Die Angst vor Spinnen

Ich kann mich erinnern, als ob es erst gestern gewesen wäre. Michael (Name von mir geändert), ein Kollege von mir, war das was man eingestandenes Mannsbild nennt, groß, dunkel, gut aussehend, Mitte zwanzig und dazu privat noch Sänger einer schrägen Band. Ich kannte einige Mädels, die auf ihn abfuhren und konnte das durchaus nachvollziehen. Umso mehr überraschte es mich, als er eines Tages von seinem Schreibtisch aufsprang und unvermittelt schrie: „Tut sie weg, tut sie weg!“ Die Kollegin neben ihm reagierte nicht, sie starrte ihn nur verdutzt an ohne zu begreifen, worum es ging. Ich hingegen konnte jedoch ein kleines, dunkles etwas auf seinem Schreibtisch ausmachen und ging hin. An einem dünnen Faden hatte sich eine winzige Spinne von seinem PC abgeseilt. Behutsam nahm ich das Tier mit einem Papiertaschentuch und warf es aus dem Fenster. Dann nickte ich Michael zu. „Geht schon wieder…“

Spinnen sind eigenartige Wesen, faszinierend und Furcht einflößend zugleich. Meinen früheren Kollegen haben sie in Angst und Schrecken versetzt, obwohl er doch den Nimbus eines jungen, starken Mannes verbreitete. Der er zweifellos auch war – wenn es nicht um Spinnen ging. Auch meine Schwester weckte mich in unserer Kindheit oft nächtens auf, weil es darum ging, ein furchtbares Scheusal von einer Spinne zu vertreiben, das ihr Angst machte. Dabei mag ich diese Tiere selber nicht, aber zumindest langt mein Mut dazu, die Tiere zu vertreiben und ich breche ihretwegen nicht in Panik aus. Spinnen eilt ein unheilsamer Ruf voraus, sie gelten als böse und als sehr gefährlich, obwohl sie das in den wenigsten Fällen wirklich sind. Die berüchtigten Vogelspinnen etwa mit ihren langen Haaren, sehen zwar ekelhaft wie Angst einflößend aus, ihr Stich ist aber nur unangenehm und schmerzhaft, aber keinesfalls tödlich.

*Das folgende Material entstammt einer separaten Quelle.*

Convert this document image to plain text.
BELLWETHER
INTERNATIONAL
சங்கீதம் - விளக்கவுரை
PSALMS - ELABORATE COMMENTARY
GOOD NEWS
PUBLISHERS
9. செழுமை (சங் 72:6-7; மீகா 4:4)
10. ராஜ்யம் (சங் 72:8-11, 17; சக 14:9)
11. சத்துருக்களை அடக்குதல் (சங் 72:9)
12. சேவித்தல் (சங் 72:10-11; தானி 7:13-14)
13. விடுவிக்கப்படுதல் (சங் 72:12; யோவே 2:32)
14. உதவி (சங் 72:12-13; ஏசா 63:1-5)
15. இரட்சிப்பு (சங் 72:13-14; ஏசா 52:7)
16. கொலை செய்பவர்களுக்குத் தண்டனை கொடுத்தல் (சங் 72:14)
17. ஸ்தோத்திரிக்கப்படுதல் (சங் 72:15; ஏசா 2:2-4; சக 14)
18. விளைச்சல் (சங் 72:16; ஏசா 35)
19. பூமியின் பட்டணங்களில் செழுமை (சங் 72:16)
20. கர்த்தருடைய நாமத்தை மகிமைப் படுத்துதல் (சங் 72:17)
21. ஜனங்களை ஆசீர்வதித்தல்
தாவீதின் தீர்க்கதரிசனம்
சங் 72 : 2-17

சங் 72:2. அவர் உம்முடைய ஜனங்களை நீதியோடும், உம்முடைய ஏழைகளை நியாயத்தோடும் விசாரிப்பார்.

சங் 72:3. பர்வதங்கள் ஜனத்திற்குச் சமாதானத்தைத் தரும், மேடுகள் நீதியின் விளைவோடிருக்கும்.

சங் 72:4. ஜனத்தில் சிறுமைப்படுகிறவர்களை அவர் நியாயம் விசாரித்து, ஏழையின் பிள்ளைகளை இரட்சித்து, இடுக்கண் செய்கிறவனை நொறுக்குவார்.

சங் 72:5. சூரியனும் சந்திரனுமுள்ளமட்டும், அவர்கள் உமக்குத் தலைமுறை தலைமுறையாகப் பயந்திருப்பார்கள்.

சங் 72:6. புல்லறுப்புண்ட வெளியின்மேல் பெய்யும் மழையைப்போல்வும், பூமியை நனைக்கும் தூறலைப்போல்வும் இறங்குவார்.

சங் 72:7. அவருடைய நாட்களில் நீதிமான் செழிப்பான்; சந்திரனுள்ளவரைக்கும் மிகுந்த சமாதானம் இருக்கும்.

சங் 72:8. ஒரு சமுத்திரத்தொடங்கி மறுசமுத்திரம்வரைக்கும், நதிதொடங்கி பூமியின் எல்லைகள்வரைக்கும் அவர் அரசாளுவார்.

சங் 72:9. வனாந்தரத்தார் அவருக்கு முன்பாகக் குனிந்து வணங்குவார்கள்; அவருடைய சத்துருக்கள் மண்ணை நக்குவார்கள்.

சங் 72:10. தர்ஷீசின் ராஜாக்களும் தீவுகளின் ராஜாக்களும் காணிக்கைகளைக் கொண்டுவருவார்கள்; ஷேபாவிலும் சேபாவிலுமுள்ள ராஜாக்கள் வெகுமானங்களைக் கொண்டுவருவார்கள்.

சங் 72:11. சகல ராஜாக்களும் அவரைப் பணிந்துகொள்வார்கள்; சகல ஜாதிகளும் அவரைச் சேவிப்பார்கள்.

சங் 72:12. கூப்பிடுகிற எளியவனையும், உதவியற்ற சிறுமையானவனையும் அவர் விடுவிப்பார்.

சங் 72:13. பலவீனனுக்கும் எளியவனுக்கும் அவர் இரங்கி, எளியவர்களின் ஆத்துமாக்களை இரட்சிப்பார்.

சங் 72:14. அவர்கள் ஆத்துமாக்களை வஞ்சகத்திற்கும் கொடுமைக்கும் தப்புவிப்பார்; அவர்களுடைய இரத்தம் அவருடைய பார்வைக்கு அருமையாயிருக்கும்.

Ich gebe zu, dass ich auch keine gute Meinung von Spinnen hatte. Erst durch einen Zeichentrickfilm von Walt Disney, den ich vor etlichen Jahren einmal im Fernsehen gesehen habe, begann ich umzudenken. Eine wunderschöne, alte Spinne rettet ein Schwein durch ihr wunderbares Netz vor dem Weg zum Schlächter. Der Versuch einer Imagekorrektur, die in dem animierten Streifen perfekt umgesetzt wurde. Am Schluss hatten wir alle feuchte Augen, weil die Spinne starb… Im wahren Leben nicht die Norm, aber zumindest öffnete mir der Film ein wenig die Augen für die Schönheit mancher dieser Tiere. Haben Sie noch nie eine schöne Spinne gesehen? Ich schon: sie hatte ihr Netz in unserem Garten zwischen den langen Blättern von Schwertlilien gesponnen. Sehr groß war sie für unsere Verhältnisse, ich glaube vier Zentimeter fast, dunkelbraun und weiß gestreift. Ich war mir ziemlich sicher, dass das Tier eine „Zugereiste“ war, also auf Umwegen ins Mühlviertel gelangt war…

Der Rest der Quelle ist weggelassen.